Sponsored and organized by St. James Pastor Fr. Jose Chako and the Knights of Columbus, the evangelization event will begin at 6 p.m. on Wednesday-Friday and 5:30 p.m. on Saturday. The event will feature speakers, music and witnessing.
According to co-organizers John Larkins and Bob Roberts, the event’s two-pronged purpose is extending an invitation for fallen-away Catholics to return to the church while introducing non-Catholics to the unique graces provided by the church.
The local chapters of the Knights of Columbus and the Legion of Mary will be on hand to provide literature and sponsorship.
On Saturday, Palm Sunday service will be held at 7 p.m.
“I’m hoping that we can do these four days with a touch of mercy and humbleness and a sincere effort to call people to Christ,” said Roberts. “We don’t want to come across as proselytizing just for the sake of proselytizing. We want people to understand that Catholicism is not a cult, and that the church has a lot of mercy and a lot of forgiveness to offer.”
Wednesday’s speaker will be Dr. David Anders, a Catholic Catechist who is host of the weekly EWTN program, Called to Communion. Dr. Anders was raised a Presbyterian and became Catholic after studying Reformation history.
Thursday’s speaker is John Martignoni, a leading Catholic apologist who is founder and president of the Bible Christian Society, which is dedicated to explaining and defending the Scriptural foundations of the Catholic Faith. He is the host of the weekly EWTN program Open Line.
Friday’s bilingual speaker will be Fr. Alex Steinmiller, the president of Holy Family Cristo Rey Catholic High School in Birmingham. Fr. Alex worked for 25 years in the public school system in Detroit, Mich., and San Antonio. Tex.
Saturday’s speaker will be Tom Peterson, a former advertising executive based in Roswell, Ga., who is the founder of Catholics Come Home.
Martignoni, Dr. Anders and Fr. Steinmuiler both have spoken at St.

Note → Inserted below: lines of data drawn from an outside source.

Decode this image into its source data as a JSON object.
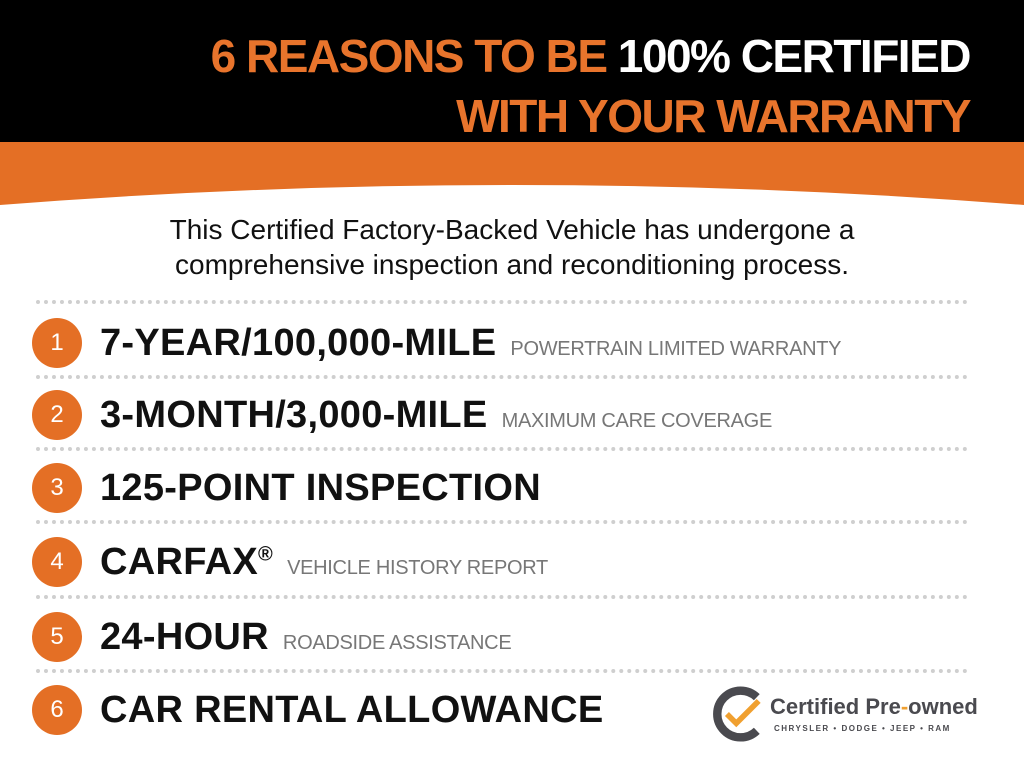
{
  "header": {
    "title_line1_orange": "6 REASONS TO BE",
    "title_line1_white": "100% CERTIFIED",
    "title_line2": "WITH YOUR WARRANTY"
  },
  "intro": {
    "line1": "This Certified Factory-Backed Vehicle has undergone a",
    "line2": "comprehensive inspection and reconditioning process."
  },
  "reasons": [
    {
      "num": "1",
      "main": "7-YEAR/100,000-MILE",
      "sub": "POWERTRAIN LIMITED WARRANTY"
    },
    {
      "num": "2",
      "main": "3-MONTH/3,000-MILE",
      "sub": "MAXIMUM CARE COVERAGE"
    },
    {
      "num": "3",
      "main": "125-POINT INSPECTION",
      "sub": ""
    },
    {
      "num": "4",
      "main": "CARFAX",
      "mark": "®",
      "sub": "VEHICLE HISTORY REPORT"
    },
    {
      "num": "5",
      "main": "24-HOUR",
      "sub": "ROADSIDE ASSISTANCE"
    },
    {
      "num": "6",
      "main": "CAR RENTAL ALLOWANCE",
      "sub": ""
    }
  ],
  "logo": {
    "text_a": "Certified Pre",
    "text_dash": "-",
    "text_b": "owned",
    "brands": "CHRYSLER • DODGE • JEEP • RAM"
  },
  "colors": {
    "orange": "#e46f25",
    "black": "#000000",
    "gray": "#777777"
  }
}
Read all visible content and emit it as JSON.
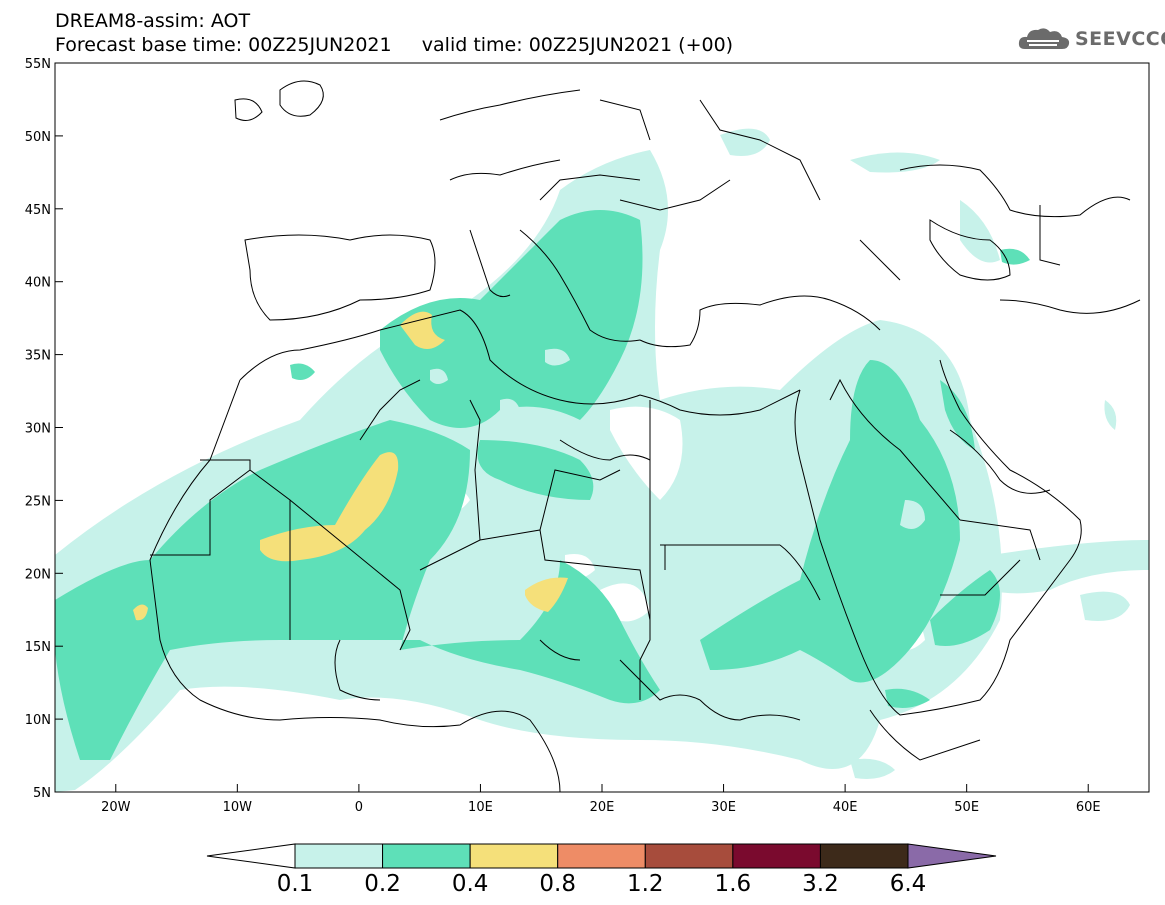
{
  "header": {
    "line1": "DREAM8-assim: AOT",
    "line2": "Forecast base time: 00Z25JUN2021     valid time: 00Z25JUN2021 (+00)"
  },
  "logo": {
    "text": "SEEVCCC",
    "icon": "cloud-icon",
    "color": "#6b6b6b"
  },
  "map": {
    "lon_range": [
      -25,
      65
    ],
    "lat_range": [
      5,
      55
    ],
    "lon_ticks": [
      "20W",
      "10W",
      "0",
      "10E",
      "20E",
      "30E",
      "40E",
      "50E",
      "60E"
    ],
    "lat_ticks": [
      "55N",
      "50N",
      "45N",
      "40N",
      "35N",
      "30N",
      "25N",
      "20N",
      "15N",
      "10N",
      "5N"
    ]
  },
  "colorbar": {
    "levels": [
      "0.1",
      "0.2",
      "0.4",
      "0.8",
      "1.2",
      "1.6",
      "3.2",
      "6.4"
    ],
    "colors": [
      "#ffffff",
      "#c7f2ea",
      "#5ee0b8",
      "#f5e07a",
      "#ee8c66",
      "#a74c3c",
      "#7a0a2e",
      "#3d2a1a",
      "#8a6aa8"
    ]
  }
}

James in the past.
“We don’t want to make protestants feel that they have to believe everything we say,” said Roberts. “If we can touch one little nerve in their body to start thinking about what we’ve said, then we’ve accomplished our mission. Our other goal is to bring fallen-away Catholics back to the church, and that includes many in the Hispanic community.”
“This is a 98 percent Protestant state, so we were thinking of a way that would resonate with our fellow Alabamians,” added Larkins.
Roberts pointed out that he researched and could not find any evidence of a prior Catholic revival event, so St. James might very well be breaking new ground in church history in the United States.
“I was reading the Gospel one day, and I found that Jesus commanded his Apostles to go out and minister to His flock, and I’m sure that 2,000 years ago they ministered under some sort of tent,” said Roberts. “So we’re just taking over where they left off. This is about following the true message of Christ and what we are expected to do to spread that message. If you look at the Gospels, Jesus told it like it was. Somewhere between 2,000 years ago and today, many Catholics have forgotten what their duties are.”
Larkins noted that an organization out of Detroit, Mich., called St. Paul’s Street Evangelization, provided inspiration for the event.
“These guys are very simple-minded and authentic, and they have reached a lot of people on a national level preaching the gospel,” said Larkins. “It just shows that people are hungry for Jesus. We want to stress that although Catholic people – including the Pope – fall into sin, the Catholic Church does not. We may have a price to pay here on earth, but Christ has absolved us of our sins.”
Larkins and Roberts completed a course that certifies them as evangelists in the Diocese of Birmingham. The duo takes to the streets with an information booth on many Friday afternoons as well as during the monthly First Friday event on Broad Street in downtown Gadsden.
“We want to share the good news that Jesus is the mechanism for us to save our souls,” said Larkins. “The best thing we can ask for is for people think and ask questions.”